A propósito de las elecciones nacionales, cada elección revive el mismo ritual: encuestas por doquier, números que suben o bajan, titulares que exageran, redes que estallan y analistas que se disputan la interpretación de quién va ganando. Sin embargo, entre tanta estadística, entusiasmo y ruido, hay algo que muchos aún no comprenden: una encuesta no es una predicción y, si se interpreta mal, puede ser más perjudicial que útil.
Las encuestas serias son herramientas poderosas. Permiten tomarle el pulso al electorado, detectar tendencias y entender cómo se mueven los ánimos sociales en un momento preciso; son una foto instantánea. Sin embargo, tienen una condición fundamental: deben realizarse con rigor y, aún más importante, interpretarse con cuidado.
Pongamos un ejemplo que suele pasar desapercibido en el debate público: si una encuesta otorga un 48% a un candidato y un 46% a otro, con un margen de error de ±3%, lo correcto no es afirmar que el primero “va ganando”. Lo correcto es admitir que existe un empate técnico, ya que la diferencia está dentro del margen de error. En consecuencia, cualquiera de los dos podría estar al frente.
No obstante, muchos titulares —y no pocos voceros de campaña— optan por construir una narrativa de “remontada” o “ventaja consolidada”. ¿Por qué? Porque resulta conveniente. Pero eso no es análisis, es propaganda.
Otro malentendido común, especialmente en esta era digital, es confundir una encuesta profesional con un sondeo en línea. Basta con abrir cualquier red social o página de noticias para encontrar votaciones abiertas que preguntan: “¿Por quién vas a votar?”. El problema es que estos mecanismos carecen de valor estadístico. Participa quien quiere, las veces que quiere, sin ningún control sobre la representatividad del universo muestral.
¿El resultado? Una ilusión de certeza. Grupos organizados que votan en masa, bots que inflan opciones y usuarios que presentan esos datos como “la voluntad popular”. Es una burbuja más, alimentada por entusiasmo, ignorancia o mala fe.

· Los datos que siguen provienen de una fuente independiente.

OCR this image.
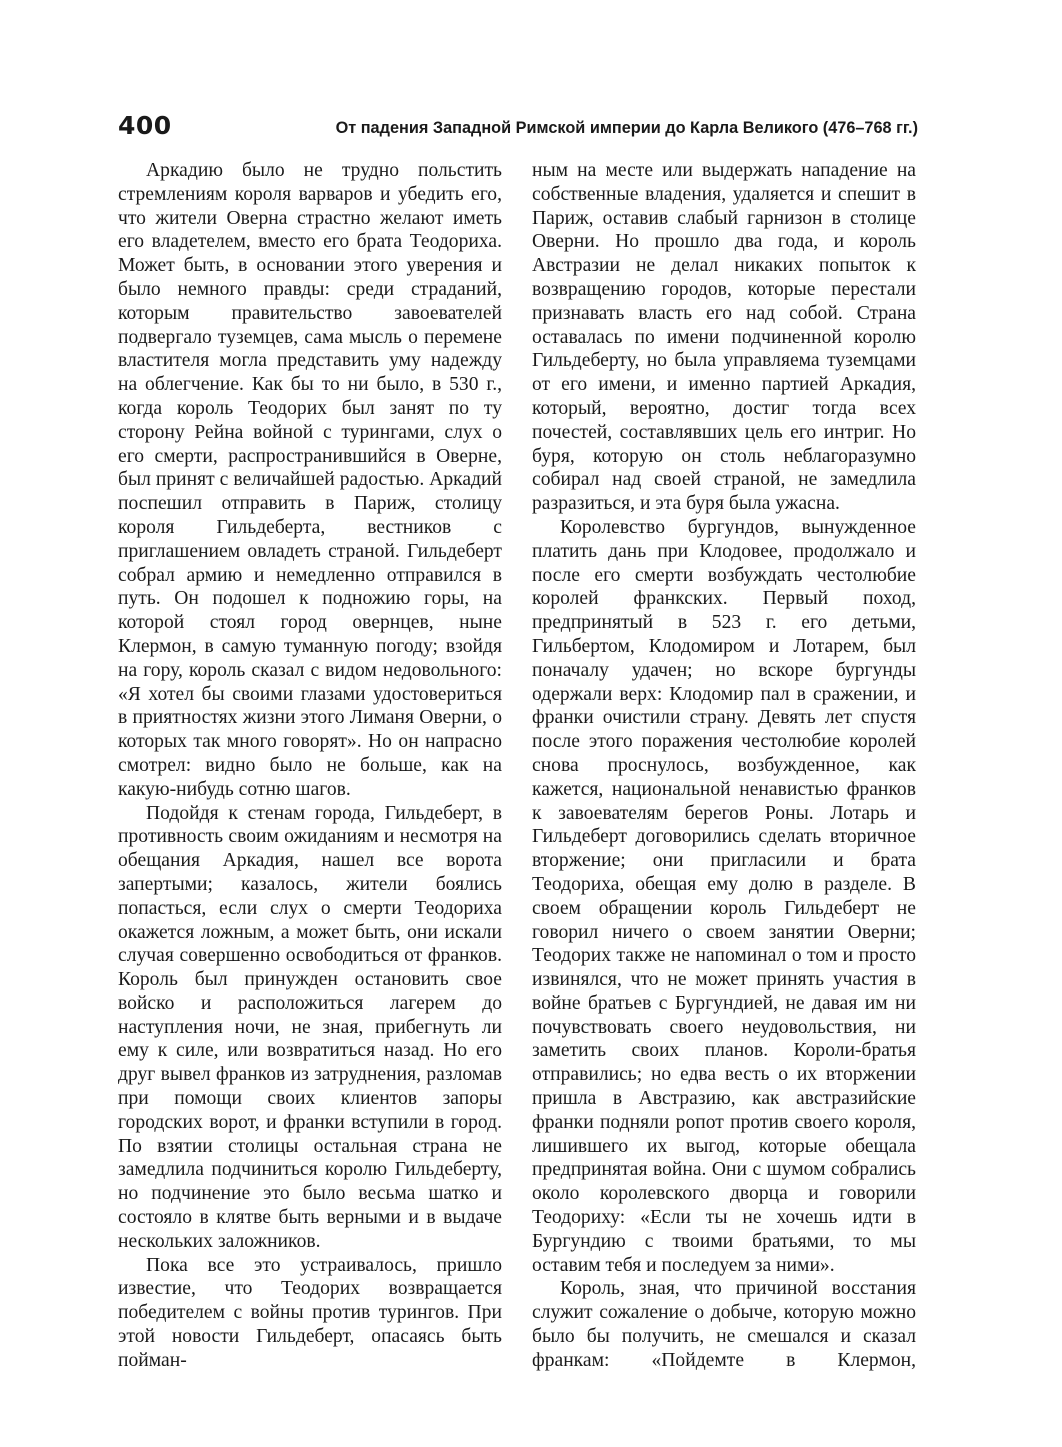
400	От падения Западной Римской империи до Карла Великого (476–768 гг.)

Аркадию было не трудно польстить стремлениям короля варваров и убедить его, что жители Оверна страстно желают иметь его владетелем, вместо его брата Теодориха. Может быть, в основании этого уверения и было немного правды: среди страданий, которым правительство завоевателей подвергало туземцев, сама мысль о перемене властителя могла представить уму надежду на облегчение. Как бы то ни было, в 530 г., когда король Теодорих был занят по ту сторону Рейна войной с турингами, слух о его смерти, распространившийся в Оверне, был принят с величайшей радостью. Аркадий поспешил отправить в Париж, столицу короля Гильдеберта, вестников с приглашением овладеть страной. Гильдеберт собрал армию и немедленно отправился в путь. Он подошел к подножию горы, на которой стоял город овернцев, ныне Клермон, в самую туманную погоду; взойдя на гору, король сказал с видом недовольного: «Я хотел бы своими глазами удостовериться в приятностях жизни этого Лиманя Оверни, о которых так много говорят». Но он напрасно смотрел: видно было не больше, как на какую-нибудь сотню шагов.

Подойдя к стенам города, Гильдеберт, в противность своим ожиданиям и несмотря на обещания Аркадия, нашел все ворота запертыми; казалось, жители боялись попасться, если слух о смерти Теодориха окажется ложным, а может быть, они искали случая совершенно освободиться от франков. Король был принужден остановить свое войско и расположиться лагерем до наступления ночи, не зная, прибегнуть ли ему к силе, или возвратиться назад. Но его друг вывел франков из затруднения, разломав при помощи своих клиентов запоры городских ворот, и франки вступили в город. По взятии столицы остальная страна не замедлила подчиниться королю Гильдеберту, но подчинение это было весьма шатко и состояло в клятве быть верными и в выдаче нескольких заложников.

Пока все это устраивалось, пришло известие, что Теодорих возвращается победителем с войны против турингов. При этой новости Гильдеберт, опасаясь быть пойман-

ным на месте или выдержать нападение на собственные владения, удаляется и спешит в Париж, оставив слабый гарнизон в столице Оверни. Но прошло два года, и король Австразии не делал никаких попыток к возвращению городов, которые перестали признавать власть его над собой. Страна оставалась по имени подчиненной королю Гильдеберту, но была управляема туземцами от его имени, и именно партией Аркадия, который, вероятно, достиг тогда всех почестей, составлявших цель его интриг. Но буря, которую он столь неблагоразумно собирал над своей страной, не замедлила разразиться, и эта буря была ужасна.

Королевство бургундов, вынужденное платить дань при Клодовее, продолжало и после его смерти возбуждать честолюбие королей франкских. Первый поход, предпринятый в 523 г. его детьми, Гильбертом, Клодомиром и Лотарем, был поначалу удачен; но вскоре бургунды одержали верх: Клодомир пал в сражении, и франки очистили страну. Девять лет спустя после этого поражения честолюбие королей снова проснулось, возбужденное, как кажется, национальной ненавистью франков к завоевателям берегов Роны. Лотарь и Гильдеберт договорились сделать вторичное вторжение; они пригласили и брата Теодориха, обещая ему долю в разделе. В своем обращении король Гильдеберт не говорил ничего о своем занятии Оверни; Теодорих также не напоминал о том и просто извинялся, что не может принять участия в войне братьев с Бургундией, не давая им ни почувствовать своего неудовольствия, ни заметить своих планов. Короли-братья отправились; но едва весть о их вторжении пришла в Австразию, как австразийские франки подняли ропот против своего короля, лишившего их выгод, которые обещала предпринятая война. Они с шумом собрались около королевского дворца и говорили Теодориху: «Если ты не хочешь идти в Бургундию с твоими братьями, то мы оставим тебя и последуем за ними».

Король, зная, что причиной восстания служит сожаление о добыче, которую можно было бы получить, не смешался и сказал франкам: «Пойдемте в Клермон,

En las redes sociales se vive otra distorsión: la cámara de eco. Los algoritmos te muestran lo que te gusta, lo que confirma tus ideas. Así, puedes pasar semanas convencido de que todo el país piensa como tú. Pero basta con revisar una encuesta bien hecha para notar que el mundo real es más diverso, más contradictorio y, sí, a veces más incómodo de lo que uno quisiera.
El peligro surge cuando una encuesta contradice tus creencias y, en lugar de reflexionar, la descartas. “Está comprada”, “es falsa”, “la hizo el medio enemigo”. El sesgo se refuerza, la polarización crece y el debate se empobrece.

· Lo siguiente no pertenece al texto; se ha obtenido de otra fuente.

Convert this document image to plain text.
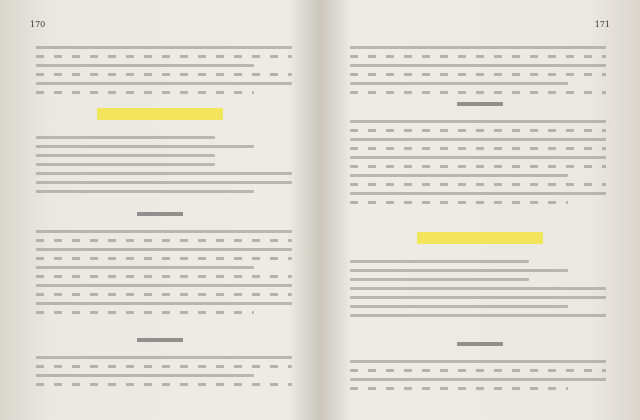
170	171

Una encuesta puede informar o manipular, dependiendo de cómo se construya y cómo se comunique. Pero incluso cuando los datos son sólidos, si quienes los interpretan lo hacen mal —o con la intención de torcerlos—, el daño está hecho.
Y esto no aplica solo a políticos o medios, sino a todos nosotros. Cada vez que compartimos una encuesta sin leerla completa, sin revisar la metodología, sin entender el contexto o el margen de error, contribuimos a la confusión.

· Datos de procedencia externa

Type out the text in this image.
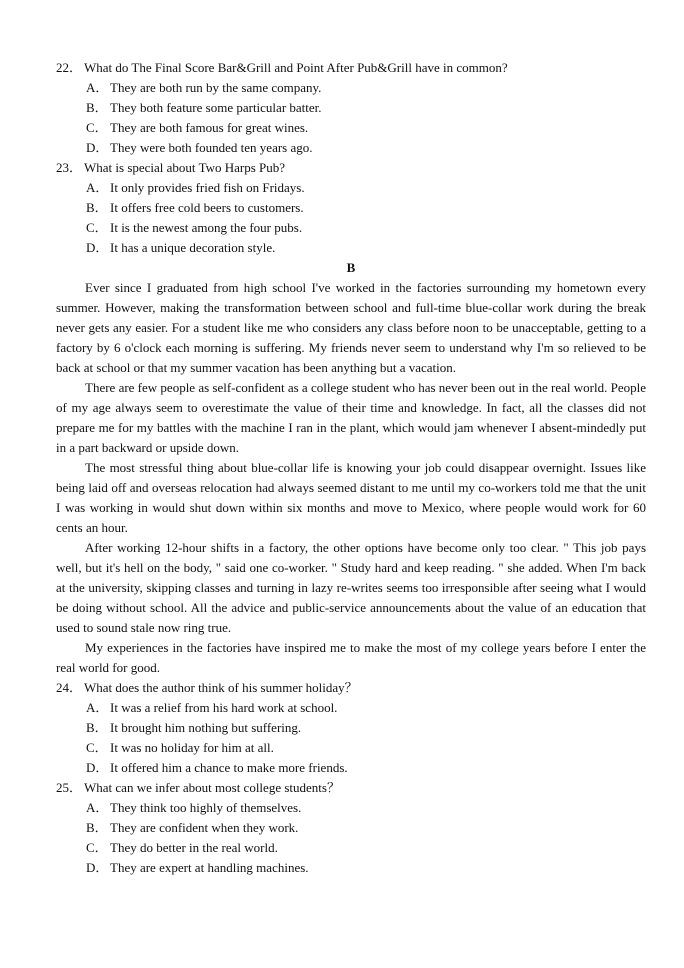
22． What do The Final Score Bar&Grill and Point After Pub&Grill have in common?

A． They are both run by the same company.

B． They both feature some particular batter.

C． They are both famous for great wines.

D． They were both founded ten years ago.

23． What is special about Two Harps Pub?

A． It only provides fried fish on Fridays.

B． It offers free cold beers to customers.

C． It is the newest among the four pubs.

D． It has a unique decoration style.

B

Ever since I graduated from high school I've worked in the factories surrounding my hometown every summer. However, making the transformation between school and full-time blue-collar work during the break never gets any easier. For a student like me who considers any class before noon to be unacceptable, getting to a factory by 6 o'clock each morning is suffering. My friends never seem to understand why I'm so relieved to be back at school or that my summer vacation has been anything but a vacation.

There are few people as self-confident as a college student who has never been out in the real world. People of my age always seem to overestimate the value of their time and knowledge. In fact, all the classes did not prepare me for my battles with the machine I ran in the plant, which would jam whenever I absent-mindedly put in a part backward or upside down.

The most stressful thing about blue-collar life is knowing your job could disappear overnight. Issues like being laid off and overseas relocation had always seemed distant to me until my co-workers told me that the unit I was working in would shut down within six months and move to Mexico, where people would work for 60 cents an hour.

After working 12-hour shifts in a factory, the other options have become only too clear. " This job pays well, but it's hell on the body, " said one co-worker. " Study hard and keep reading. " she added. When I'm back at the university, skipping classes and turning in lazy re-writes seems too irresponsible after seeing what I would be doing without school. All the advice and public-service announcements about the value of an education that used to sound stale now ring true.

My experiences in the factories have inspired me to make the most of my college years before I enter the real world for good.

24． What does the author think of his summer holiday？

A． It was a relief from his hard work at school.

B． It brought him nothing but suffering.

C． It was no holiday for him at all.

D． It offered him a chance to make more friends.

25． What can we infer about most college students？

A． They think too highly of themselves.

B． They are confident when they work.

C． They do better in the real world.

D． They are expert at handling machines.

La democracia necesita información, no espejismos. Y eso requiere más que números: exige pensamiento crítico.
Al final del día, ninguna encuesta decide el resultado de una elección. Lo decide la ciudadanía en las urnas. Pero si queremos llegar a ese momento con una sociedad bien informada y capaz de elegir libremente, debemos exigir que las encuestas se realicen con rigor, se comuniquen con claridad y se lean con responsabilidad.
Creer que una encuesta define el futuro es un error. Usarla para justificar lo que ya crees, sin cuestionar, es aún peor. Las encuestas no están para hacerte sentir cómodo; están para ayudarte a pensar.
La opinión expresada en este artículo es de exclusiva responsabilidad del autor y no representa una posición oficial de Enfoque News.